2018 ist ein Megawahljahr, sowohl in Kolumbien als auch in Mexiko: Neben den nationalen Regierungen stehen auch Kongress-, Senats- und Kommunalwahlen auf dem Programm. Die Neuordnung der beteiligen Akteur*innen des gesamten Subkontinentes in Bezug auf den Drogenhandel und die neue Regierung in den USA wird entscheidend sein für den weiteren Verlauf im Drogenkrieg auf dem lateinamerikanischen Kontinent.
In Kolumbien haben die rechts-konservativen Kräfte („Centro Democrático„) bei den Kongresswahlen im März mit Abstand am meisten an Stärke gewonnen. Sollte im Juni eine rechte Führung den Präsidentenplast gewinnen, ist es wahrscheinlich, dass die Repressionen gegen Kokabäuer*innen weiter zunehmen und der Staat sich weiter von seinen Zusagen im Friedensvertrag entfernen wird (Stein 2018). Es ist anzunehmen, dass die Regierung Trump mit einer rechts-konservativen Führung in Kolumbien kooperieren und die Gewalt aufgrund einer fortschreitenden Militarisierung zunehmen wird. Aufgrund der weitverbreiteten Korruption in Kolumbien und der langen Geschichte paramilitärischer Einflussnahme durch rechts-konservative Politiker auf wichtige politische Prozesse im Land (Dießelmann 2015), ist der neueingeschlagene Weg zur Bekämpfung des Drogenhandles durch Substitution erheblich bedroht. Dies wäre ein fatales Signal für den Frieden in Kolumbien und könnte den Prozess um Jahre verzögern, wenn nicht ganz zum Erliegen bringen.

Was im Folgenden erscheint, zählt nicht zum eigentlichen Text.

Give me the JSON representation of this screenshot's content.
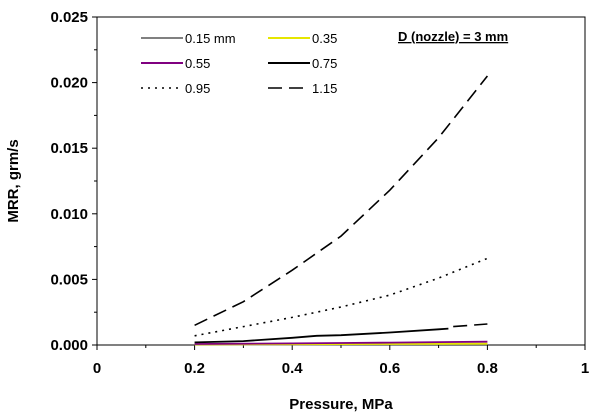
{
  "chart_data": {
    "type": "line",
    "title": "",
    "xlabel": "Pressure,  MPa",
    "ylabel": "MRR, grm/s",
    "xlim": [
      0,
      1
    ],
    "ylim": [
      0,
      0.025
    ],
    "x_ticks": [
      "0",
      "0.2",
      "0.4",
      "0.6",
      "0.8",
      "1"
    ],
    "y_ticks": [
      "0.000",
      "0.005",
      "0.010",
      "0.015",
      "0.020",
      "0.025"
    ],
    "grid": false,
    "legend_position": "top-left",
    "annotation": "D (nozzle) = 3 mm",
    "series": [
      {
        "name": "0.15 mm",
        "color": "#808080",
        "dash": "solid",
        "x": [
          0.2,
          0.3,
          0.4,
          0.5,
          0.6,
          0.7,
          0.8
        ],
        "y": [
          2e-05,
          3e-05,
          4e-05,
          5e-05,
          6e-05,
          7e-05,
          8e-05
        ]
      },
      {
        "name": "0.35",
        "color": "#e6e600",
        "dash": "solid",
        "x": [
          0.2,
          0.3,
          0.4,
          0.5,
          0.6,
          0.7,
          0.8
        ],
        "y": [
          4e-05,
          5e-05,
          6e-05,
          7e-05,
          8e-05,
          9e-05,
          0.0001
        ]
      },
      {
        "name": "0.55",
        "color": "#800080",
        "dash": "solid",
        "x": [
          0.2,
          0.3,
          0.4,
          0.5,
          0.6,
          0.7,
          0.8
        ],
        "y": [
          8e-05,
          0.0001,
          0.00012,
          0.00015,
          0.00018,
          0.00022,
          0.00025
        ]
      },
      {
        "name": "0.75",
        "color": "#000000",
        "dash": "solid",
        "x": [
          0.2,
          0.3,
          0.4,
          0.45,
          0.5,
          0.6,
          0.7,
          0.72
        ],
        "y": [
          0.0002,
          0.0003,
          0.00055,
          0.0007,
          0.00075,
          0.00095,
          0.0012,
          0.00125
        ]
      },
      {
        "name": "0.95",
        "color": "#000000",
        "dash": "dotted",
        "x": [
          0.2,
          0.3,
          0.4,
          0.5,
          0.6,
          0.7,
          0.8
        ],
        "y": [
          0.0007,
          0.0014,
          0.0021,
          0.0029,
          0.0038,
          0.0051,
          0.0066
        ]
      },
      {
        "name": "1.15",
        "color": "#000000",
        "dash": "longdash",
        "x": [
          0.2,
          0.3,
          0.4,
          0.5,
          0.6,
          0.7,
          0.8
        ],
        "y": [
          0.0015,
          0.0033,
          0.0057,
          0.0083,
          0.0118,
          0.0158,
          0.0205
        ]
      },
      {
        "name": "",
        "color": "#000000",
        "dash": "longdash",
        "x": [
          0.73,
          0.8
        ],
        "y": [
          0.0014,
          0.0016
        ]
      }
    ]
  }
}
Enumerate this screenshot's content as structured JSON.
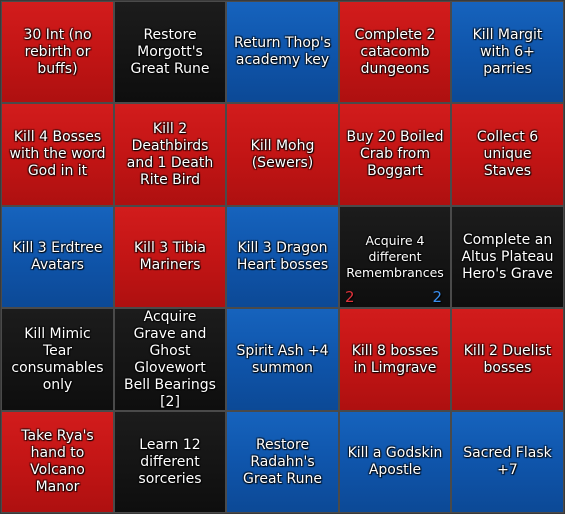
{
  "board": {
    "cells": [
      {
        "label": "30 Int (no rebirth or buffs)",
        "color": "red"
      },
      {
        "label": "Restore Morgott's Great Rune",
        "color": "black"
      },
      {
        "label": "Return Thop's academy key",
        "color": "blue"
      },
      {
        "label": "Complete 2 catacomb dungeons",
        "color": "red"
      },
      {
        "label": "Kill Margit with 6+ parries",
        "color": "blue"
      },
      {
        "label": "Kill 4 Bosses with the word God in it",
        "color": "red"
      },
      {
        "label": "Kill 2 Deathbirds and 1 Death Rite Bird",
        "color": "red"
      },
      {
        "label": "Kill Mohg (Sewers)",
        "color": "red"
      },
      {
        "label": "Buy 20 Boiled Crab from Boggart",
        "color": "red"
      },
      {
        "label": "Collect 6 unique Staves",
        "color": "red"
      },
      {
        "label": "Kill 3 Erdtree Avatars",
        "color": "blue"
      },
      {
        "label": "Kill 3 Tibia Mariners",
        "color": "red"
      },
      {
        "label": "Kill 3 Dragon Heart bosses",
        "color": "blue"
      },
      {
        "label": "Acquire 4 different Remembrances",
        "color": "black",
        "counter_left": "2",
        "counter_right": "2"
      },
      {
        "label": "Complete an Altus Plateau Hero's Grave",
        "color": "black"
      },
      {
        "label": "Kill Mimic Tear consumables only",
        "color": "black"
      },
      {
        "label": "Acquire Grave and Ghost Glovewort Bell Bearings [2]",
        "color": "black"
      },
      {
        "label": "Spirit Ash +4 summon",
        "color": "blue"
      },
      {
        "label": "Kill 8 bosses in Limgrave",
        "color": "red"
      },
      {
        "label": "Kill 2 Duelist bosses",
        "color": "red"
      },
      {
        "label": "Take Rya's hand to Volcano Manor",
        "color": "red"
      },
      {
        "label": "Learn 12 different sorceries",
        "color": "black"
      },
      {
        "label": "Restore Radahn's Great Rune",
        "color": "blue"
      },
      {
        "label": "Kill a Godskin Apostle",
        "color": "blue"
      },
      {
        "label": "Sacred Flask +7",
        "color": "blue"
      }
    ]
  },
  "colors": {
    "red": "#c31515",
    "blue": "#0f55ab",
    "black": "#151515",
    "counter_red": "#e0323a",
    "counter_blue": "#3a8ff0"
  }
}
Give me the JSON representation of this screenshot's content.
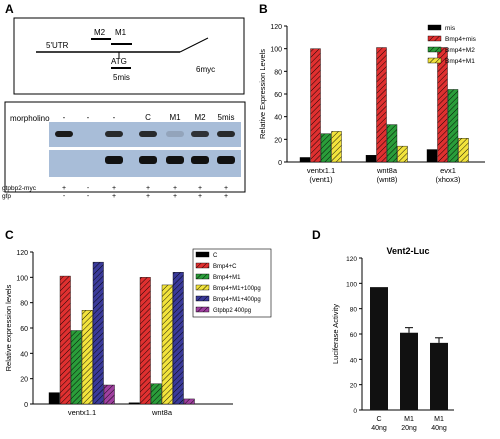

Der Abschluss des Friedensvertrages hat große Hoffnungen innerhalb der kolumbianischen Bevölkerung geweckt. Die Umsetzung in Hinblick auf die Drogenproblematik und der Kampf gegen den Drogenhandel verlaufen aber insgesamt sehr schleppend. Die schwierige innenpolitische und außenpolitische Lage ist ein maßgeblicher Grund dafür. Sollte ab August das Centro Democrático in Kolumbien die Präsidentschaft übernehmen, sind die Aussichten für eine Konsolidierung des Friedens und der effektiven Bekämpfung des Drogenhandels pessimistisch einzuschätzen.